How to Grill Corn
The simplest trick to guarantee the best grilled corn on the cob that you'll ever eat!
Prep Time10 minutes mins
Cook Time20 minutes mins
Total Time30 minutes mins
Course: Side Dish
Cuisine: American
Keyword: corn on the cob, grilled corn, Grilled corn on the cob
Servings: 8
Author: Polly Conner
- 8-10 ears of corn
- 8-10 individual paper towels
- 8-10 pieces of aluminum foil
- 1/2 stick butter more or less depending on number of ears of corn
- Sea salt
- Ground black pepper
Strip the corn down by removing the husk and little stringies.
Wrap each corn ear in a damp paper towel.
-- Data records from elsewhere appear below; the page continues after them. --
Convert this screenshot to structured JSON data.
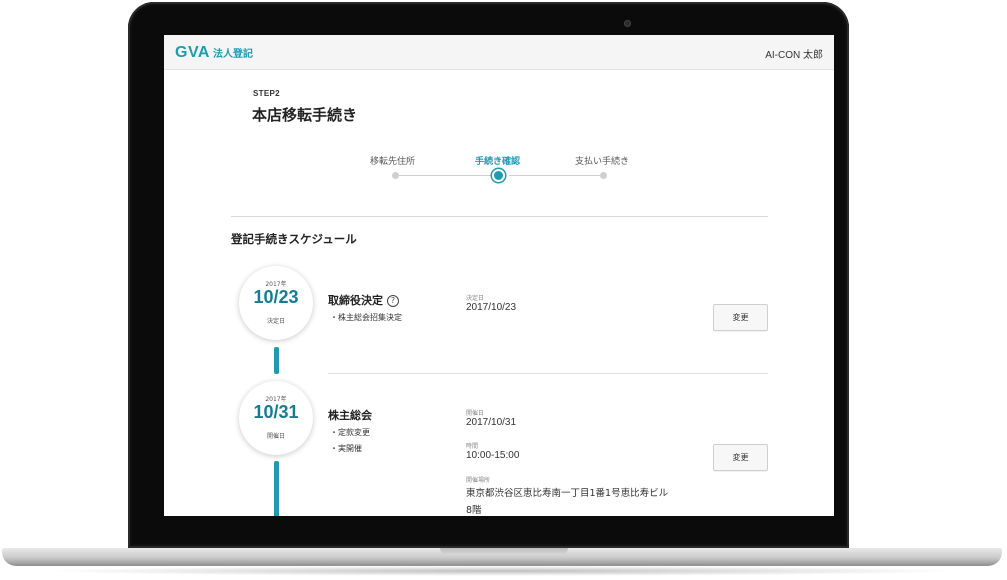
{
  "app": {
    "logo": "GVA",
    "logo_sub": "法人登記",
    "user_name": "AI-CON 太郎"
  },
  "page": {
    "step_label": "STEP2",
    "title": "本店移転手続き"
  },
  "stepper": {
    "steps": [
      {
        "label": "移転先住所",
        "state": "inactive"
      },
      {
        "label": "手続き確認",
        "state": "active"
      },
      {
        "label": "支払い手続き",
        "state": "inactive"
      }
    ]
  },
  "schedule": {
    "title": "登記手続きスケジュール",
    "events": [
      {
        "year": "2017年",
        "month_day": "10/23",
        "date_label": "決定日",
        "title": "取締役決定",
        "help_icon": "?",
        "bullets": [
          "・株主総会招集決定"
        ],
        "fields": [
          {
            "label": "決定日",
            "value": "2017/10/23"
          }
        ],
        "button": "変更"
      },
      {
        "year": "2017年",
        "month_day": "10/31",
        "date_label": "開催日",
        "title": "株主総会",
        "bullets": [
          "・定款変更",
          "・実開催"
        ],
        "fields": [
          {
            "label": "開催日",
            "value": "2017/10/31"
          },
          {
            "label": "時間",
            "value": "10:00-15:00"
          },
          {
            "label": "開催場所",
            "value": "東京都渋谷区恵比寿南一丁目1番1号恵比寿ビル",
            "value2": "8階"
          }
        ],
        "button": "変更"
      }
    ]
  },
  "colors": {
    "accent": "#1e9bb2",
    "date_text": "#147d93",
    "app_bar": "#f5f5f5",
    "laptop_bezel": "#0b0b0b"
  }
}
Not dripping but wet enough so you could squeeze a few drops out if needed. This gives the corn its own personal little steam bath while also allowing for it to get a little crispy on the edges.
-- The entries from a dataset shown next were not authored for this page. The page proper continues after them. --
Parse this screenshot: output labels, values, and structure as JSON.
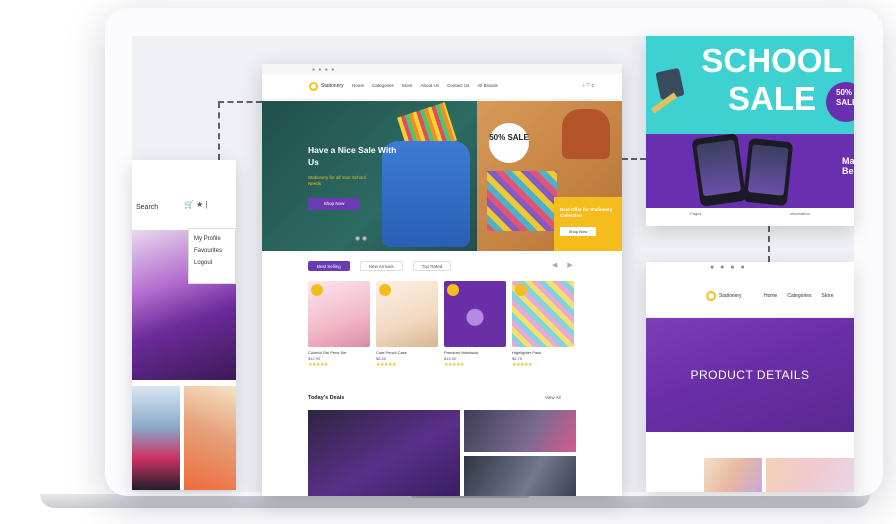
{
  "left_card": {
    "search_label": "Search",
    "dropdown": [
      "My Profile",
      "Favourites",
      "Logout"
    ]
  },
  "site": {
    "logo_text": "Stationery",
    "nav": [
      "Home",
      "Categories",
      "Store",
      "About Us",
      "Contact Us",
      "All Brands"
    ],
    "hero": {
      "title": "Have a Nice Sale With Us",
      "subtitle": "Stationery for all Your School Needs",
      "button": "Shop Now",
      "badge": "50% SALE",
      "promo": "Best Offer for Stationery Collection",
      "promo_button": "Shop Now"
    },
    "tabs": [
      "Best Selling",
      "New Arrivals",
      "Top Rated"
    ],
    "products": [
      {
        "name": "Colorful Gel Pens Set",
        "price": "$12.99",
        "stars": "★★★★★",
        "color": "#f2b8c6"
      },
      {
        "name": "Cute Pencil Case",
        "price": "$8.50",
        "stars": "★★★★★",
        "color": "#f1d9c0"
      },
      {
        "name": "Premium Notebook",
        "price": "$15.00",
        "stars": "★★★★★",
        "color": "#6a2fa6"
      },
      {
        "name": "Highlighter Pack",
        "price": "$6.75",
        "stars": "★★★★★",
        "color": "#e9a9d2"
      }
    ],
    "deals_title": "Today's Deals",
    "deals_view_all": "View All"
  },
  "right_card": {
    "banner_line1": "SCHOOL",
    "banner_line2": "SALE",
    "percent": "50%",
    "percent_sub": "SALE",
    "side_text": "Ma Be",
    "captions": [
      "Pages",
      "Information"
    ]
  },
  "product_details": {
    "logo_text": "Stationery",
    "links": [
      "Home",
      "Categories",
      "Store"
    ],
    "title": "PRODUCT DETAILS"
  },
  "colors": {
    "accent_purple": "#6a3bb3",
    "accent_yellow": "#f4bd1d",
    "hero_teal": "#2d6b62",
    "banner_cyan": "#3ed1d1"
  }
}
Wrap each ear tightly in foil.
Preheat grill to 350-400°F. (Burners on medium). Once grill is warmed up, place the corn on and close the lid. Let it cook for about 10 minutes. Then, flip them over on the other side and give them another 10 minutes. (Note: If you're only cooking 3-4 ears, reduce the time by a few minutes on each side.)
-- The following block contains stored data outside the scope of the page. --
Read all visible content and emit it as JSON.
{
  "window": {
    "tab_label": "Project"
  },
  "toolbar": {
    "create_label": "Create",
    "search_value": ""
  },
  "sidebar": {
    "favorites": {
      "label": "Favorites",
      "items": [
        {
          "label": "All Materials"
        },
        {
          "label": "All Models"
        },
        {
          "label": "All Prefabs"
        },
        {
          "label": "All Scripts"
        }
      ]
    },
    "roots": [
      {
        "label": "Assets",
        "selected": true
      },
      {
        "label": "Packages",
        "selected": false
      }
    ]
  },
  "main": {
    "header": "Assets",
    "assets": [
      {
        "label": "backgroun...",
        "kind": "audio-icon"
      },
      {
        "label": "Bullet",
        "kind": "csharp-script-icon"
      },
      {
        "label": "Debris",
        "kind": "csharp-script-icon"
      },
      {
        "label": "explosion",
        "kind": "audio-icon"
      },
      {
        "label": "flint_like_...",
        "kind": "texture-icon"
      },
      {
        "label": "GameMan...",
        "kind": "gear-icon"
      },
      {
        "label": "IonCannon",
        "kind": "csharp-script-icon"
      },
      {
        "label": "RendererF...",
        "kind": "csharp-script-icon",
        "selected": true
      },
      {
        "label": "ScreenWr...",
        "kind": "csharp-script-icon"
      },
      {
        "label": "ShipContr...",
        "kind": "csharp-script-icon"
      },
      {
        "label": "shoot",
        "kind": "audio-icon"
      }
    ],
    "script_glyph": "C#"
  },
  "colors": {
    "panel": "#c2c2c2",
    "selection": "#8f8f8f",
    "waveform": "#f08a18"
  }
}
Remove them from the heat and unwrap them when you are ready to eat. Add a little butter, salt, and pepper. Or maybe add a little Parmesan cheese, too.
Serve the corn warm and enjoy.
- No time for grilling? Try our Microwave Corn on the Cob!
- Corn can be prepped in advance.
- Some prefer to cook their corn less than 20 minutes. If you want it more on the crisp side that is fine.